Tinha alguma coisa chacoalhando dentro do vaso, e ele estava morrendo de vontade de abrir. Então colocou a mão na tampa.
— Dan, não! — disse Amy.
Mas ele abriu. Nada de ruim aconteceu. Dan colocou a mão dentro do vaso e tirou um cilindro de vidro tampado com uma rolha, embrulhado num papel.
— Que é isso? — perguntou Amy.
— Um líquido — respondeu Dan. — Um frasco de alguma coisa.
Ele desenrolou o papel e o jogou de lado.
— Ei! — alertou Amy. — Isso pode ser importante.
— É só um embrulho.
Ela apanhou o papel e o desdobrou. Passou os olhos pelo seu conteúdo e o enfiou depressa no bolso da camisa. Dan não se importou com aquilo. Estava tentando decifrar as palavras gravadas no frasco de vidro. Dentro havia um líquido verde espesso, como a lama com que ele brincava de jogar nos amigos. A inscrição dizia:


— Que é isso? — disse Nellie.
— Alemão? — Amy perguntou.
— Hã-hã — disse Nellie. — Não é nenhuma língua que eu já tenha visto.
De repente, Dan sentiu cócegas no corpo inteiro. As letras começaram a se reorganizar na cabeça dele.
— É um daqueles quebra-cabeças com palavras — ele anunciou. — Onde eles embaralham as letras.
— Um anagrama? — disse Amy. — Como você sabe?
Dan não conseguia explicar. Apenas fazia sentido para ele, assim como os números, as fechaduras, as estatísticas num card de beisebol.

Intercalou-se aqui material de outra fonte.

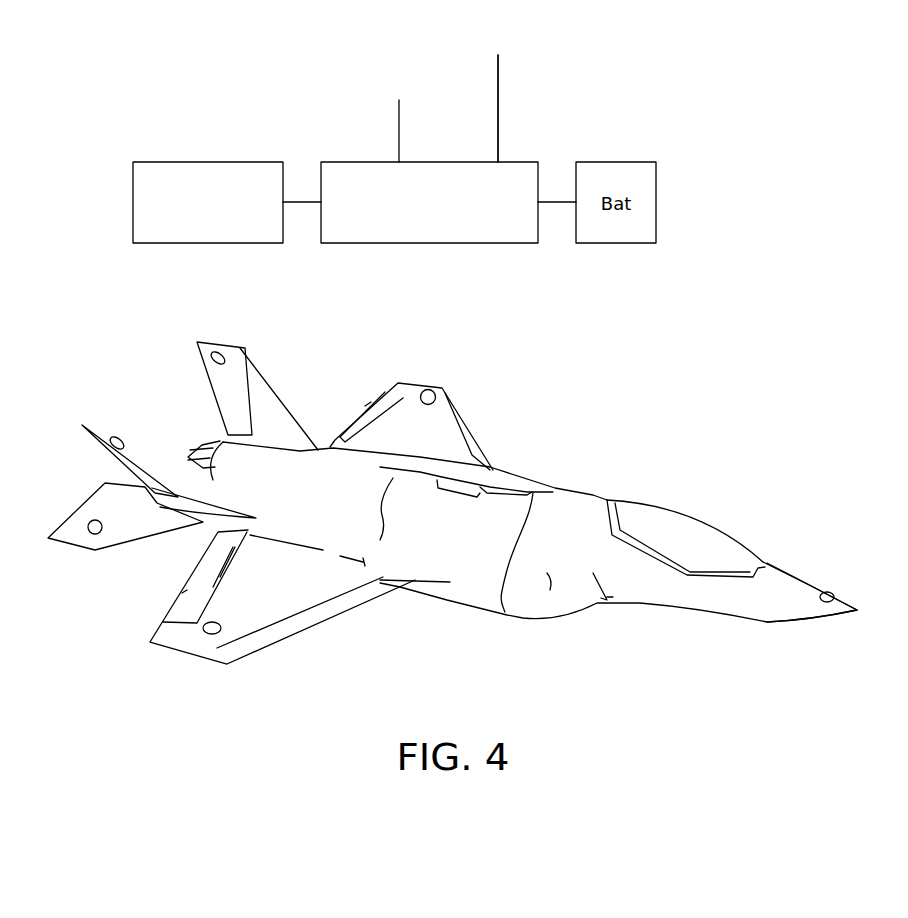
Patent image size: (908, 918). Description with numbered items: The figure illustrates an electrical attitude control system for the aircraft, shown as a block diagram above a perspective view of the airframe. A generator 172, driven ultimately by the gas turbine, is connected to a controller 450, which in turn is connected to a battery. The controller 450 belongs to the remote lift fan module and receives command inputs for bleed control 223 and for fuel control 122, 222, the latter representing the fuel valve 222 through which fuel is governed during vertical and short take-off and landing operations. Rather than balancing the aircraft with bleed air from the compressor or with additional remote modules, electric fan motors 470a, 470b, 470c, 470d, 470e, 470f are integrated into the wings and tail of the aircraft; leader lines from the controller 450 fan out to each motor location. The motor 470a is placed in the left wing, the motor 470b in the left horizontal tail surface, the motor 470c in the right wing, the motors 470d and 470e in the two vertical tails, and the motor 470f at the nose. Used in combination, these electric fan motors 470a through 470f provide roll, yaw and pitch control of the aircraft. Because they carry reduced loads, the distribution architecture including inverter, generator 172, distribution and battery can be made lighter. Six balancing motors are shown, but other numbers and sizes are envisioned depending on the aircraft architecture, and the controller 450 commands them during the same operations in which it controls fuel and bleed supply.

The generator 172 is at (209, 162).
The controller 450 is at (429, 202).
The bleed control 223 is at (398, 107).
The fuel control 122 is at (563, 94).
The valve 222 is at (563, 94).
The electric fan motor 470a is at (430, 243).
The electric fan motor 470b is at (430, 243).
The electric fan motor 470c is at (430, 243).
The electric fan motor 470d is at (430, 243).
The electric fan motor 470e is at (430, 243).
The electric fan motor 470f is at (430, 243).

— Me arranjem um papel e uma caneta.
Amy fuçou na mochila. O único papel que encontrou foi um pedaço de cartão cor de creme – a pista original sobre Richard S____. – Mas Dan não se importou. Ele entregou o frasco a Amy e pegou o papel. Virou o cartão e escreveu no verso, desembaralhando o anagrama palavra por palavra:


Nellie deu um assobio.
— Ok, estou impressionada.
— É a segunda pista — disse Dan. — A segunda pista grande. Tem que ser.
Amy franziu a testa, duvidando.
— Talvez. Mas o que significa: Se carregas isto?
De repente, a luz inundou a sala.
— Mandaram bem, meus primos! — Ao pé da escada, encharcado, mas parecendo muito contente, estava Jonah Wizard. Seu pai estava parado atrás dele com uma câmera de vídeo. — Cara, isso vai ficar lindo na tevê. — Jonah deu um sorriso malvado. — Esta é a parte onde eu apareço, dou uma surra nos amadores e descolo a pista pra mim!